Ицхак сидел на скамейке и, не мигая, вглядывался в ту далекую и уже недосягаемую проселочную дорогу, пролегшую как бы не по земле, а по небу. Усилиями слабеющего, похожего на старый приемник с севшими батарейками мозга он настраивался на какую-нибудь отзвучавшую волну, пытаясь вернуть ей прежнюю чистоту и ясность, выталкивал из забвения кровоточащие куски жизни в надежде на то, что ему еще удастся сложить из них что-то живое – ну если не живое, то хотя бы пульсирующее, трепыхающееся, еще не отдающее тленом.
Господи, как хорошо, что его друг и вечный собеседник Натан Гутионтов задерживается. Ничего удивительного в его опозданиях нет. Натану не двадцать и не тридцать. Пока приладит деревяшку, пока доберется до третьего номера троллейбуса, пока втиснется в него через переднюю дверь, пока доедет до площади имени великого князя Гедиминаса – по его милости евреи и оказались шестьсот лет тому назад в Литве, – пока перейдет через улицу, глядишь, час и пролетит, может, даже два. Главное, чтобы с ним ничего не случилось. Хватит с него и одного инфаркта.
Вдвоем, конечно, веселей. Недаром они кучкуются все дни недели, кроме воскресенья. Хотя что это за кучка – пять-шесть человек: он, Ицхак; Гутионтов; Лея Стависская, которую Бог покарал больше других, отняв у нее память; Гирш Оленев-Померанц – флейтист, лагерник; зубной техник Моше Гершензон – грамотей, пересмешник и спорщик. Приходит иногда жена Гутионтова Нина и внучка Стависской. Грамотей Моше Гершензон недаром сказал: «Вместе жечь костер воспоминаний приятнее. Каждый подбрасывает в огонь свою охапку хвороста. А у кого хвороста нет, тот на него дует. Подует, и пламя – ярче».
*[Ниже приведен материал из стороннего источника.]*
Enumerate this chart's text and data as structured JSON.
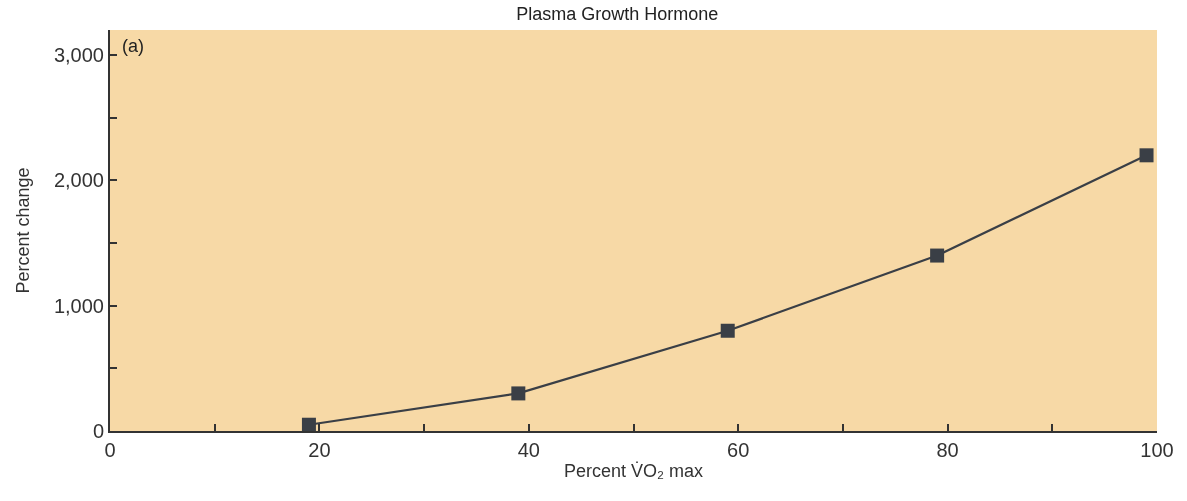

Какой хворост, такое и пламя, вздохнул Ицхак. Но как ни крути – вместе лучше. Правда, хорошо, пусть и недолго, побыть одному. Бывает, и другу всего не расскажешь, даже дереву не поведаешь. Поведаешь, а оно возьмет и всем разболтает своим шелестом. Но разве молчание уберегает от пересуд и неприятностей? Как пораскинешь мозгами, ведь тебя слышат, даже когда ты молчишь. Ты молчишь, а твои мысли, как на ладони. Ну, в первую очередь, слышит Он, Господь, нас сотворивший. Слышит и мотает себе на ус и записывает в свою книгу. А книга его – без конца и края, страниц на всех хватит, Он никого не забудет. Слышат тебя и деревья, и этот вот замурзанный воробей, прыгающий в поисках крохи покрупнее от одной скамейки до другой, как евреи из одной страны в другую.
И ветер слышит. Не зря же он треплет твои седые космы и шумит над ухом.
Ничего не поделаешь, когда никого на свете не остается, поймал себя на мысли Ицхак, надо научиться жить в ладу и в согласии с ними – с листьями липы, с ветром, с этими замурзанными воробьями – ротный Тюрин называл их жидками.
Не дай бог, листья перестанут шуметь, ветер – ворошить седые патлы, воробьи – чирикать! Пусть шумят, пусть чирикают, сколько душе угодно, пусть ворошат остатки твоих волос. Моше Гершензон, выхваляющийся своей грамотностью, правду ищет в газетах. Кому что. Одному воробьи интересны, другому подавай наводнение или землетрясение, свадьбу английского принца или бунт в Китае. Моше Гершензон, между прочим, о китайцах все знает. Послушать его, так он в прошлой жизни был не евреем, даже не литовцем, а китайцем.